The Securities and Exchange Board of India (Sebi) has proposed several changes to make rights issues a preferred means of raising funds.
The regulator has proposed to scrap filing of draft offer documents for oversight, remove the requirement to appoint a merchant banker and reduce the deadline between the board’s approval of a new share issue and the end of exercise date to 20 days.
Currently, non-fast track warrant issuances take an average of 317 days to complete, while fast track warrant issuances take approximately 126 days.

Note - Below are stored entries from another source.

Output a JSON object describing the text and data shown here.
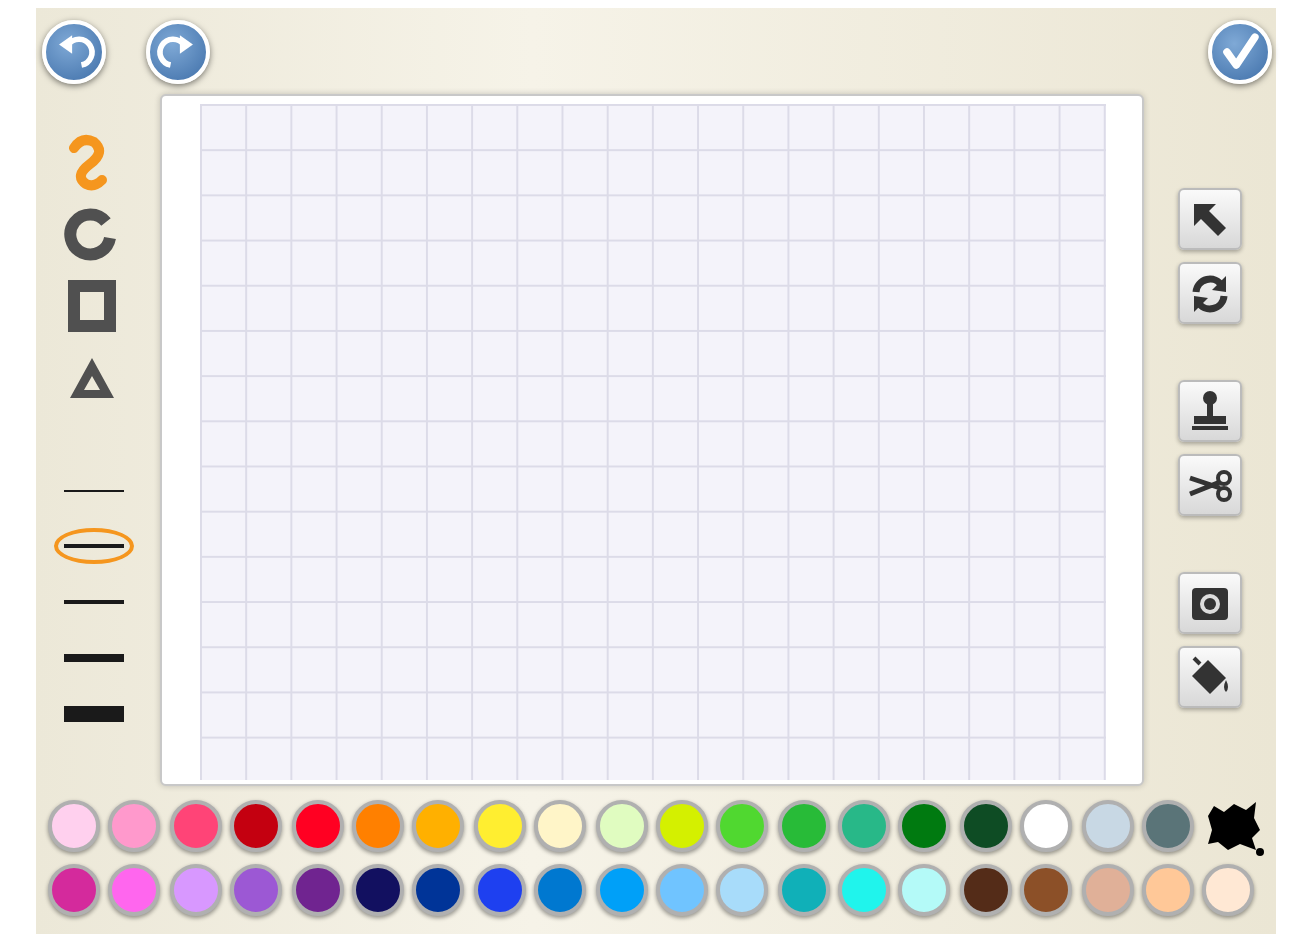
{
  "history_buttons": [
    {
      "kind": "undo"
    },
    {
      "kind": "redo"
    }
  ],
  "done_button": {
    "kind": "check"
  },
  "shape_tools": [
    {
      "kind": "freehand",
      "selected": true
    },
    {
      "kind": "circle",
      "selected": false
    },
    {
      "kind": "square",
      "selected": false
    },
    {
      "kind": "triangle",
      "selected": false
    }
  ],
  "line_widths": [
    {
      "kind": "hairline",
      "selected": false
    },
    {
      "kind": "thin",
      "selected": true
    },
    {
      "kind": "medium",
      "selected": false
    },
    {
      "kind": "thick",
      "selected": false
    },
    {
      "kind": "heavy",
      "selected": false
    }
  ],
  "edit_tools": [
    {
      "kind": "pointer"
    },
    {
      "kind": "rotate"
    },
    {
      "kind": "stamp"
    },
    {
      "kind": "scissors"
    },
    {
      "kind": "camera"
    },
    {
      "kind": "bucket"
    }
  ],
  "palette": [
    [
      {
        "color": "#ffd0ee"
      },
      {
        "color": "#ff99cc"
      },
      {
        "color": "#ff4477"
      },
      {
        "color": "#c40010"
      },
      {
        "color": "#ff0022"
      },
      {
        "color": "#ff8000"
      },
      {
        "color": "#ffb000"
      },
      {
        "color": "#ffee30"
      },
      {
        "color": "#fff5c8"
      },
      {
        "color": "#e0fcc0"
      },
      {
        "color": "#d4f000"
      },
      {
        "color": "#50d830"
      },
      {
        "color": "#28bb38"
      },
      {
        "color": "#28b888"
      },
      {
        "color": "#007a10"
      },
      {
        "color": "#0e4c24"
      },
      {
        "color": "#ffffff"
      },
      {
        "color": "#c8d8e4"
      },
      {
        "color": "#5a7478"
      },
      {
        "color": "#000000",
        "kind": "splat"
      }
    ],
    [
      {
        "color": "#d42a9c"
      },
      {
        "color": "#ff66ee"
      },
      {
        "color": "#d898ff"
      },
      {
        "color": "#9c58d4"
      },
      {
        "color": "#702490"
      },
      {
        "color": "#121060"
      },
      {
        "color": "#003498"
      },
      {
        "color": "#1e40f0"
      },
      {
        "color": "#0078d0"
      },
      {
        "color": "#00a0f8"
      },
      {
        "color": "#70c4ff"
      },
      {
        "color": "#a8dcfa"
      },
      {
        "color": "#10b0b8"
      },
      {
        "color": "#20f4ec"
      },
      {
        "color": "#b4faf8"
      },
      {
        "color": "#542c18"
      },
      {
        "color": "#8c5028"
      },
      {
        "color": "#e0b098"
      },
      {
        "color": "#ffc898"
      },
      {
        "color": "#ffe8d4"
      }
    ]
  ]
}
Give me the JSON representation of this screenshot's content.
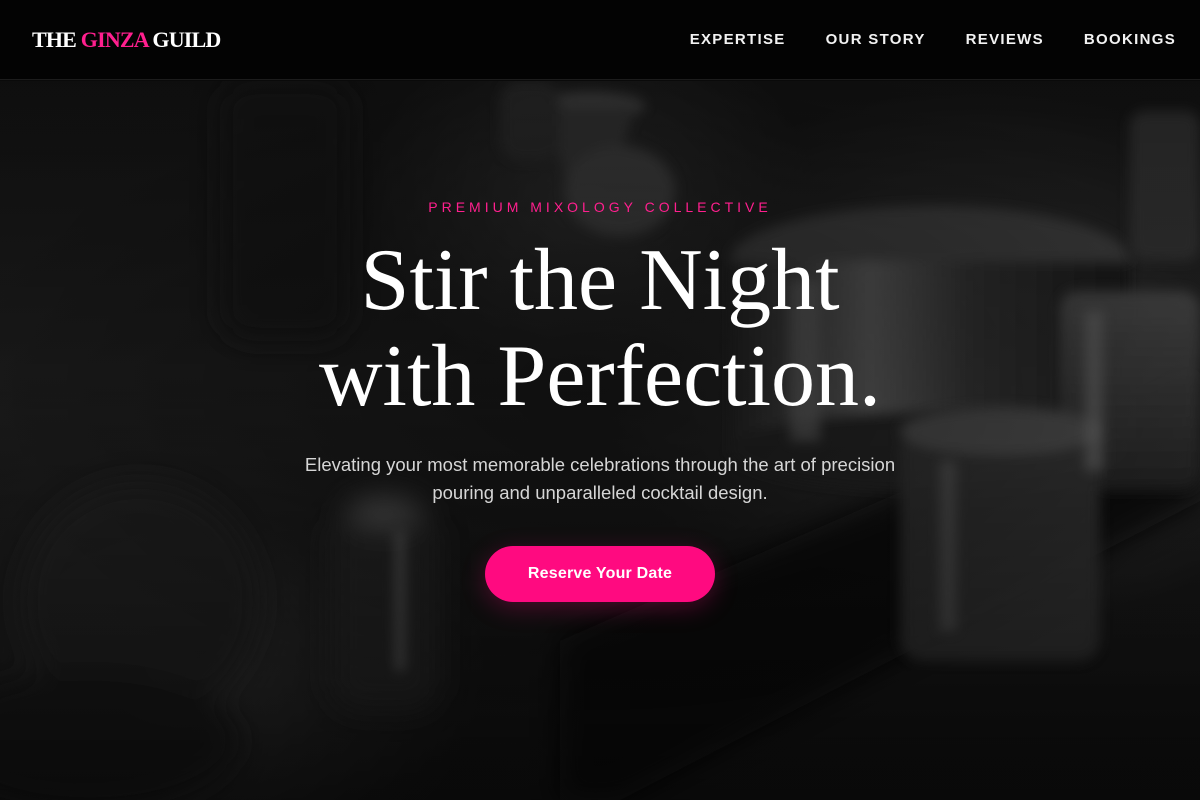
{
  "header": {
    "logo": {
      "part1": "THE",
      "accent": "GINZA",
      "part2": "GUILD"
    },
    "nav": [
      {
        "label": "EXPERTISE"
      },
      {
        "label": "OUR STORY"
      },
      {
        "label": "REVIEWS"
      },
      {
        "label": "BOOKINGS"
      }
    ]
  },
  "hero": {
    "eyebrow": "PREMIUM MIXOLOGY COLLECTIVE",
    "headline_line1": "Stir the Night",
    "headline_line2": "with Perfection.",
    "subtext": "Elevating your most memorable celebrations through the art of precision pouring and unparalleled cocktail design.",
    "cta_label": "Reserve Your Date"
  },
  "colors": {
    "accent": "#ff1f8e",
    "button": "#ff0a80",
    "header_bg": "#030303",
    "text": "#ffffff"
  }
}
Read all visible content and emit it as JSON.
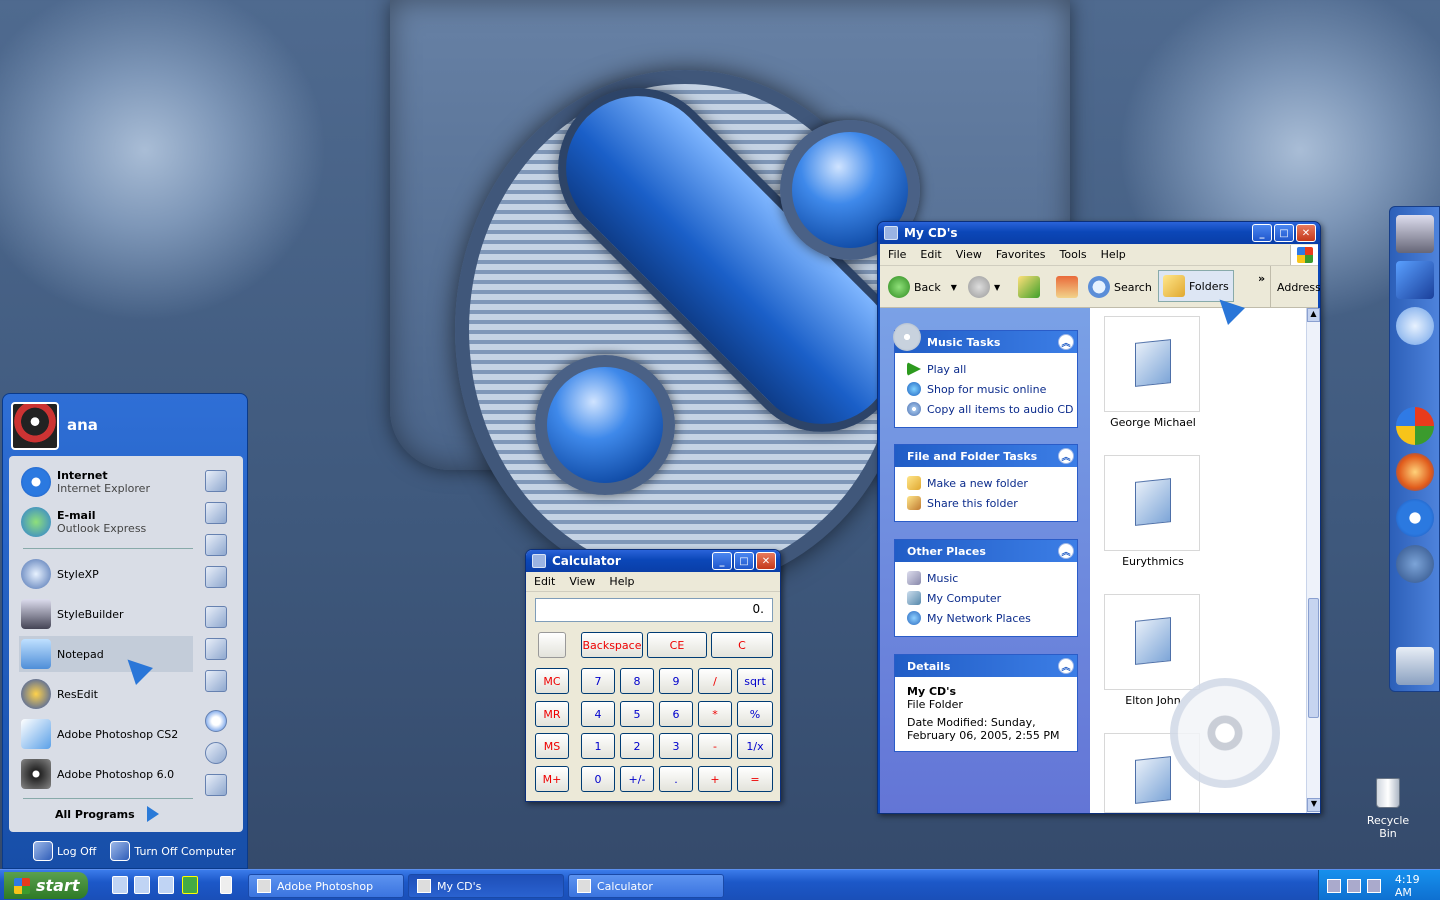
{
  "calculator": {
    "title": "Calculator",
    "menu": [
      "Edit",
      "View",
      "Help"
    ],
    "display": "0.",
    "top_buttons": [
      "Backspace",
      "CE",
      "C"
    ],
    "memory_buttons": [
      "MC",
      "MR",
      "MS",
      "M+"
    ],
    "rows": [
      [
        "7",
        "8",
        "9",
        "/",
        "sqrt"
      ],
      [
        "4",
        "5",
        "6",
        "*",
        "%"
      ],
      [
        "1",
        "2",
        "3",
        "-",
        "1/x"
      ],
      [
        "0",
        "+/-",
        ".",
        "+",
        "="
      ]
    ]
  },
  "explorer": {
    "title": "My CD's",
    "menu": [
      "File",
      "Edit",
      "View",
      "Favorites",
      "Tools",
      "Help"
    ],
    "toolbar": {
      "back": "Back",
      "search": "Search",
      "folders": "Folders",
      "more": "»",
      "address": "Address"
    },
    "music_tasks": {
      "title": "Music Tasks",
      "items": [
        "Play all",
        "Shop for music online",
        "Copy all items to audio CD"
      ]
    },
    "file_tasks": {
      "title": "File and Folder Tasks",
      "items": [
        "Make a new folder",
        "Share this folder"
      ]
    },
    "other_places": {
      "title": "Other Places",
      "items": [
        "Music",
        "My Computer",
        "My Network Places"
      ]
    },
    "details": {
      "title": "Details",
      "name": "My CD's",
      "type": "File Folder",
      "modified": "Date Modified: Sunday,",
      "modified_date": "February 06, 2005, 2:55 PM"
    },
    "folders": [
      "George Michael",
      "Eurythmics",
      "Elton John",
      ""
    ]
  },
  "start_menu": {
    "user": "ana",
    "pinned": [
      {
        "title": "Internet",
        "sub": "Internet Explorer"
      },
      {
        "title": "E-mail",
        "sub": "Outlook Express"
      }
    ],
    "recent": [
      "StyleXP",
      "StyleBuilder",
      "Notepad",
      "ResEdit",
      "Adobe Photoshop CS2",
      "Adobe Photoshop 6.0"
    ],
    "all_programs": "All Programs",
    "log_off": "Log Off",
    "turn_off": "Turn Off Computer"
  },
  "taskbar": {
    "start": "start",
    "tasks": [
      "Adobe Photoshop",
      "My CD's",
      "Calculator"
    ],
    "clock": "4:19 AM"
  },
  "desktop": {
    "recycle_bin": "Recycle Bin"
  }
}
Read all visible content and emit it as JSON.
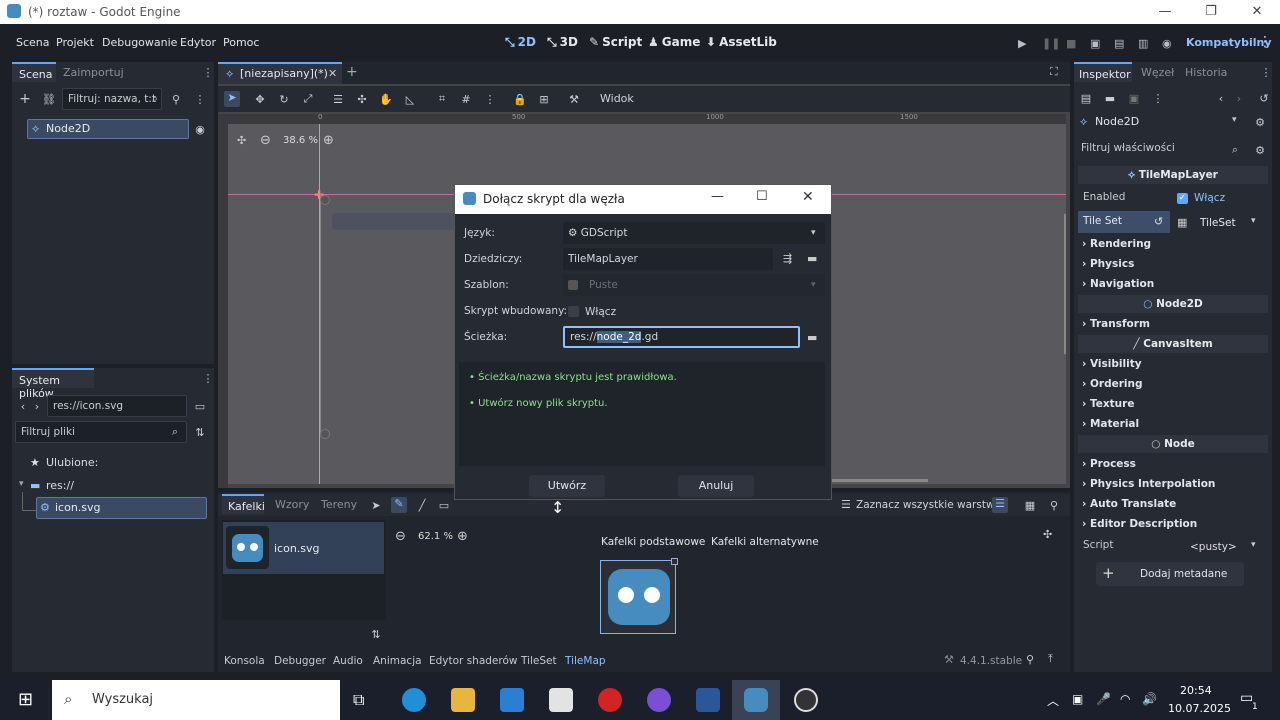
{
  "window": {
    "title": "(*) roztaw - Godot Engine"
  },
  "menu": {
    "items": [
      "Scena",
      "Projekt",
      "Debugowanie",
      "Edytor",
      "Pomoc"
    ]
  },
  "workspaces": [
    "2D",
    "3D",
    "Script",
    "Game",
    "AssetLib"
  ],
  "renderer": "Kompatybilny",
  "scene_dock": {
    "tabs": [
      "Scena",
      "Zaimportuj"
    ],
    "filter_placeholder": "Filtruj: nazwa, t:t",
    "node": "Node2D"
  },
  "filesystem_dock": {
    "tab": "System plików",
    "path": "res://icon.svg",
    "filter_placeholder": "Filtruj pliki",
    "favorites": "Ulubione:",
    "root": "res://",
    "file": "icon.svg"
  },
  "scene_tabs": {
    "active": "[niezapisany](*)"
  },
  "toolbar": {
    "view_menu": "Widok"
  },
  "viewport": {
    "zoom": "38.6 %",
    "ruler_ticks": [
      "0",
      "500",
      "1000",
      "1500"
    ]
  },
  "dialog": {
    "title": "Dołącz skrypt dla węzła",
    "language_label": "Język:",
    "language_value": "GDScript",
    "inherits_label": "Dziedziczy:",
    "inherits_value": "TileMapLayer",
    "template_label": "Szablon:",
    "template_value": "Puste",
    "builtin_label": "Skrypt wbudowany:",
    "builtin_value": "Włącz",
    "path_label": "Ścieżka:",
    "path_prefix": "res://",
    "path_selected": "node_2d",
    "path_suffix": ".gd",
    "messages": [
      "Ścieżka/nazwa skryptu jest prawidłowa.",
      "Utwórz nowy plik skryptu."
    ],
    "create_button": "Utwórz",
    "cancel_button": "Anuluj"
  },
  "tilemap_panel": {
    "tabs": [
      "Kafelki",
      "Wzory",
      "Tereny"
    ],
    "select_all_layers": "Zaznacz wszystkie warstwy",
    "tile_source": "icon.svg",
    "zoom": "62.1 %",
    "atlas_tabs": [
      "Kafelki podstawowe",
      "Kafelki alternatywne"
    ]
  },
  "bottom_tabs": [
    "Konsola",
    "Debugger",
    "Audio",
    "Animacja",
    "Edytor shaderów",
    "TileSet",
    "TileMap"
  ],
  "version": "4.4.1.stable",
  "inspector": {
    "tabs": [
      "Inspektor",
      "Węzeł",
      "Historia"
    ],
    "node": "Node2D",
    "filter_placeholder": "Filtruj właściwości",
    "class_tilemaplayer": "TileMapLayer",
    "enabled_label": "Enabled",
    "enabled_value": "Włącz",
    "tileset_label": "Tile Set",
    "tileset_value": "TileSet",
    "groups1": [
      "Rendering",
      "Physics",
      "Navigation"
    ],
    "class_node2d": "Node2D",
    "groups2": [
      "Transform"
    ],
    "class_canvasitem": "CanvasItem",
    "groups3": [
      "Visibility",
      "Ordering",
      "Texture",
      "Material"
    ],
    "class_node": "Node",
    "groups4": [
      "Process",
      "Physics Interpolation",
      "Auto Translate",
      "Editor Description"
    ],
    "script_label": "Script",
    "script_value": "<pusty>",
    "add_metadata": "Dodaj metadane"
  },
  "taskbar": {
    "search_placeholder": "Wyszukaj",
    "time": "20:54",
    "date": "10.07.2025",
    "notification_count": "1"
  },
  "colors": {
    "accent": "#5fa8ff",
    "success": "#8fe08f",
    "panel": "#262a33",
    "background": "#1c1f26"
  }
}
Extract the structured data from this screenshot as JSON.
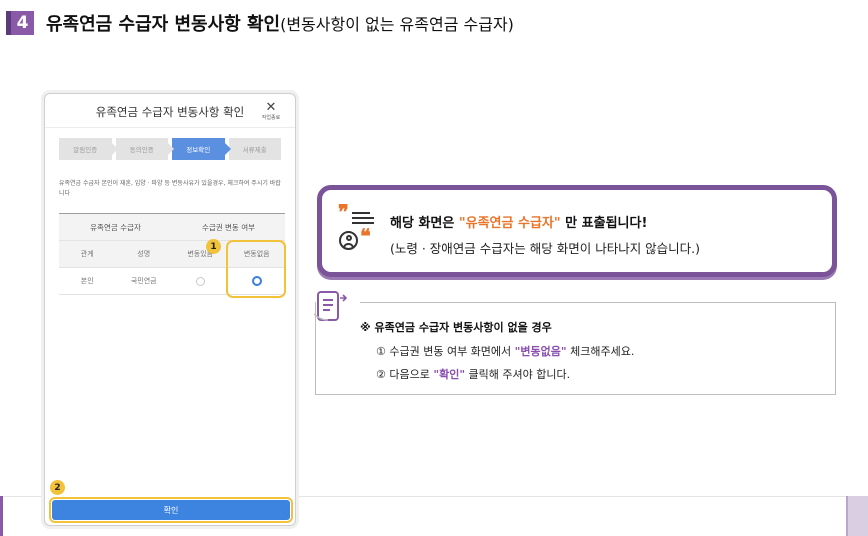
{
  "header": {
    "step_number": "4",
    "title_bold": "유족연금 수급자 변동사항 확인",
    "title_paren": "(변동사항이 없는 유족연금 수급자)"
  },
  "colors": {
    "accent_purple": "#8a5aa8",
    "highlight_yellow": "#f3c23b",
    "button_blue": "#3d84e0",
    "orange": "#e9752b"
  },
  "phone": {
    "title": "유족연금 수급자 변동사항 확인",
    "close_icon": "close-icon",
    "close_label": "작업종료",
    "steps": [
      {
        "label": "알림인증",
        "active": false
      },
      {
        "label": "동의인증",
        "active": false
      },
      {
        "label": "정보확인",
        "active": true
      },
      {
        "label": "서류제출",
        "active": false
      }
    ],
    "notice": "유족연금 수급자 본인이 재혼, 입양 · 파양 등 변동사유가 있을경우, 체크하여 주시기 바랍니다",
    "table": {
      "group_headers": [
        "유족연금 수급자",
        "수급권 변동 여부"
      ],
      "sub_headers": [
        "관계",
        "성명",
        "변동있음",
        "변동없음"
      ],
      "rows": [
        {
          "relation": "본인",
          "name": "국민연금",
          "changed": false,
          "unchanged": true
        }
      ]
    },
    "badge_1": "1",
    "badge_2": "2",
    "confirm_label": "확인"
  },
  "callout1": {
    "icon": "quote-icon",
    "person_icon": "person-icon",
    "line1_pre": "해당 화면은 ",
    "line1_highlight": "\"유족연금 수급자\"",
    "line1_post": " 만 표출됩니다!",
    "line2": "(노령 · 장애연금 수급자는 해당 화면이 나타나지 않습니다.)"
  },
  "callout2": {
    "icon": "memo-icon",
    "title": "※ 유족연금 수급자 변동사항이 없을 경우",
    "item1_pre": "① 수급권 변동 여부 화면에서 ",
    "item1_highlight": "\"변동없음\"",
    "item1_post": " 체크해주세요.",
    "item2_pre": "② 다음으로 ",
    "item2_highlight": "\"확인\"",
    "item2_post": " 클릭해 주셔야 합니다."
  }
}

“Despite the obvious advantages associated with rights issue such as tradability of rights and proportionate treatment to existing shareholders, it is observed that rights issue remains not the preferred mode of fund raising,” the Securities and Exchange Board of India (SEBI) said in a discussion paper on Tuesday. In the last three financial years, the amount raised through rights issue has been less than the amount raised through other modes such as qualified institutional offers (QIPs) and preferential allotments. Moreover, the number of rights issues has also been significantly less than preferential allotments, the board said. As per SEBI data, the total amount raised through rights issue in FY24 is Rs 15,110 crore, which is significantly lower than Rs 68,972 crore raised through QIPs and Rs 45,155 crore raised through preferential allotments. Rights issue is a method of raising additional capital by issuing shares to existing shareholders in proportion to their shareholding in the company.
Sebi said in case of rights issue, investors only need additional information like issue subject, price, rights ratio, promoter participation etc to take an investment decision. Hence, there is no need to aggregate information already publicly available.
“It can be inferred that an investment in a company through a rights issue is more or less similar to a secondary market purchase,” the regulator said.
In another major change, SEBI has proposed to ease restrictions on waiver of rights by promoters and allow them to waive rights in favour of selective investors, provided the promoters disclose their rights in advance.
Currently, if an issue fails to meet the minimum subscription threshold, the rules restrict promoters from waiving their rights, except to the extent of waivers within the promoter group.
In case a selective investor has made an application against the rights waived by the promoter, the selective investor cannot withdraw the application, SEBI said.